Two goods are said to be complementary if they cannot be dissociated to satisfy the same need. A good is said to be complementary when it is consumed with another good. For example, the car and fuel, tea and sugar, blackboard and chalk are complements or complementary goods. If the price of fuel increases, people will buy fewer cars and the demand for cars decreases.

Whereas two goods are said to be substitutable if they can be dissociated to satisfy the same need (coffee and tea, fish and meat, etc.). A substitute good is a good that can be used in place of another.

On the other hand, complementarity and perfect substitutability are rare.

  • Private goods and collective goods:

Individuals consume goods purchased from stores; these are private goods or goods that satisfy private consumption needs.

These same individuals also consume goods and services consumed by other individuals such as roads, universities and hospitals; these are collective goods. In fact, when a motorist uses the road to satisfy his personal needs, he is not alone on the road, he uses it at the same time with other motorists.

  • Tangible goods and intangible goods:

Material goods are tangible, apparent, and physical products.

While intangible goods concern services which are products not materialized by a material good.
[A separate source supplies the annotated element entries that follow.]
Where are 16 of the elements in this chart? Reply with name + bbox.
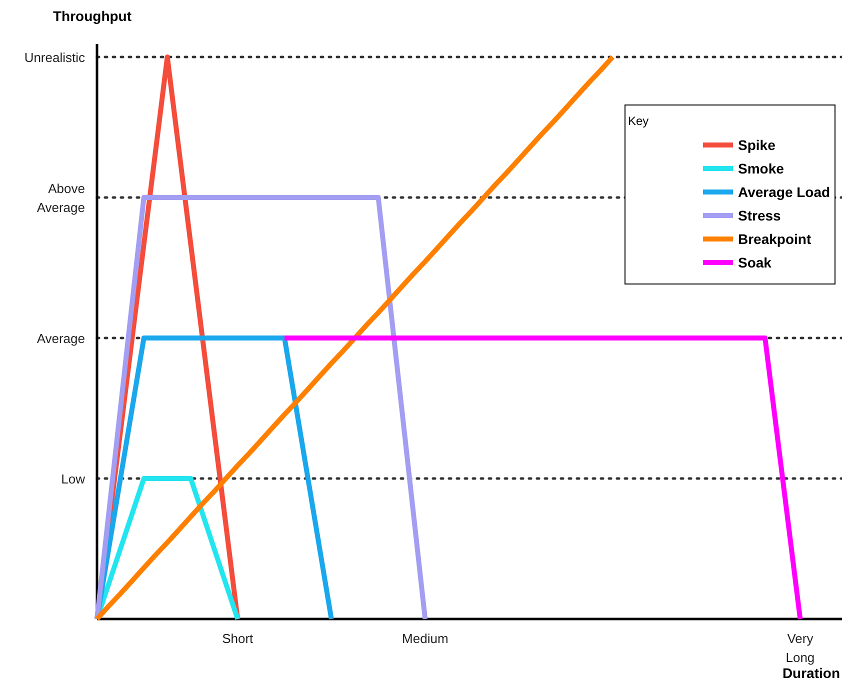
x-tick-label: Medium: [402, 631, 448, 646]
ref-line-label: Low: [61, 472, 86, 486]
legend-label: Smoke: [738, 160, 784, 176]
legend-label: Average Load: [738, 184, 830, 200]
legend-label: Spike: [738, 137, 776, 153]
legend-title: Key: [628, 114, 649, 128]
ref-line-label: Above Average: [36, 181, 85, 215]
x-tick-label: Very Long: [786, 631, 815, 665]
x-tick-label: Short: [222, 631, 254, 646]
y-axis-title: Throughput: [53, 8, 132, 24]
legend-label: Stress: [738, 208, 782, 224]
legend-label: Breakpoint: [738, 231, 812, 247]
x-axis-title: Duration: [782, 665, 840, 681]
ref-line-label: Unrealistic: [24, 50, 86, 65]
ref-line-label: Average: [36, 331, 85, 346]
legend-label: Soak: [738, 254, 772, 270]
Certain activities such as that of a doctor, a hairdresser, a trainer have nothing material: they are services that we call services. They are intangible and meet needs other than goods.

These services can be:

  • merchants (paid like the cinema, a haircut, a language course, etc.).
  • non-market (such as roads, security, etc.).
  • Durable goods and non-durable goods:

Non-durable goods are destroyed upon their first use, such as food goods, for example.

semi-durable goods are used several times and have an average lifespan (a pair of shoes, pants, a pencil, etc.).

While the consumption of durable goods can be spread over time, it concerns, for example, real estate, household appliances, machines.

Conclusion

In conclusion, economic goods are goods produced to satisfy human wants and needs, but their scarcity creates a market where they must be allocated through price and competition. Understanding the nature of economic goods is fundamental to understanding the fundamental problem of scarcity and how resources are allocated in society.